AbstractLiposomal bupivacaine has reportedly been used as an adjunct for perioperative pain management in total knee replacement (TKR). The purpose of our single-blind, prospective study is to show that wound infiltration with long-acting liposomal bupivacaine during TKR will shorten length of stay (LOS) as compared with standard bupivacaine injection and spinal anesthetic with or without spinal narcotic. A total of 195 patients were randomized into three groups: wound infiltration with bupivacaine and a spinal with narcotic (Group 1, N = 65), wound infiltration with liposomal bupivacaine and a spinal without narcotic (Group 2, N = 67), and bupivacaine wound infiltration with a spinal without narcotic (Group 3, N = 64). The groups were then compared with look for any benefit in using the liposomal bupivacaine with regard to LOS, pain control, function, and complications.

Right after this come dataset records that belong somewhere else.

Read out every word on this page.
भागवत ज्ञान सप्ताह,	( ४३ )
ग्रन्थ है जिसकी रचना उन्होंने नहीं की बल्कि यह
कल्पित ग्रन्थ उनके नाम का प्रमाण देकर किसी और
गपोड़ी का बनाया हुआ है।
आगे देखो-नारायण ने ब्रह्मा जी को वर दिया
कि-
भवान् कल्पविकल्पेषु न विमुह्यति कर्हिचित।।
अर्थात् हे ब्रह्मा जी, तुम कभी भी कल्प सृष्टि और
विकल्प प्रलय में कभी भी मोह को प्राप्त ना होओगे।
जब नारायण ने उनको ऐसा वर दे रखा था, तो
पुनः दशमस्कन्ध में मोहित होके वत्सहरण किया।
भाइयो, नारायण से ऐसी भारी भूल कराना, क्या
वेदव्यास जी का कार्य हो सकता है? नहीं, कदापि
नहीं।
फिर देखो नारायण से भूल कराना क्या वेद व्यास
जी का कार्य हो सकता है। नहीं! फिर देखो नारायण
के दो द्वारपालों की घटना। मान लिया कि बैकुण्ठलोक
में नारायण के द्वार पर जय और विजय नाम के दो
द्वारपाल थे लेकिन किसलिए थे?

There was a trend toward a decreased LOS (days) in the liposomal bupivacaine (Group 2) with a mean LOS of 1.83 as compared with wound infiltration with bupivacaine with spinal narcotic LOS of 2.04 (Group 1) and without spinal narcotic LOS of 1.94 (Group 3). These results were not statistically significant (p = 0.37). Patient-reported pain scores were no different between the three groups. The daily narcotic usage (morphine equivalents) during the hospitalization was statistically highest in the liposomal bupivacaine group at 77.2 versus 55.0 in Group 1 and 68.1 in Group 3 (p = 0.025). Nausea or vomiting was most common in Group 1 at 42%, followed by 28% in Group 2 and 22% in Group 3. Pruritus was most common in the spinal narcotic group at 38% versus Group 2 at 14% and Group 3 at 11%.Liposomal bupivacaine showed a trend toward a decreased LOS, but this was not statistically significant. There was no difference in pain scores reported by these patients. In conclusion, we cannot justify the extra cost of liposomal bupivacaine as compared with plain bupivacaine as an adjunct for perioperative pain management in TKR patients.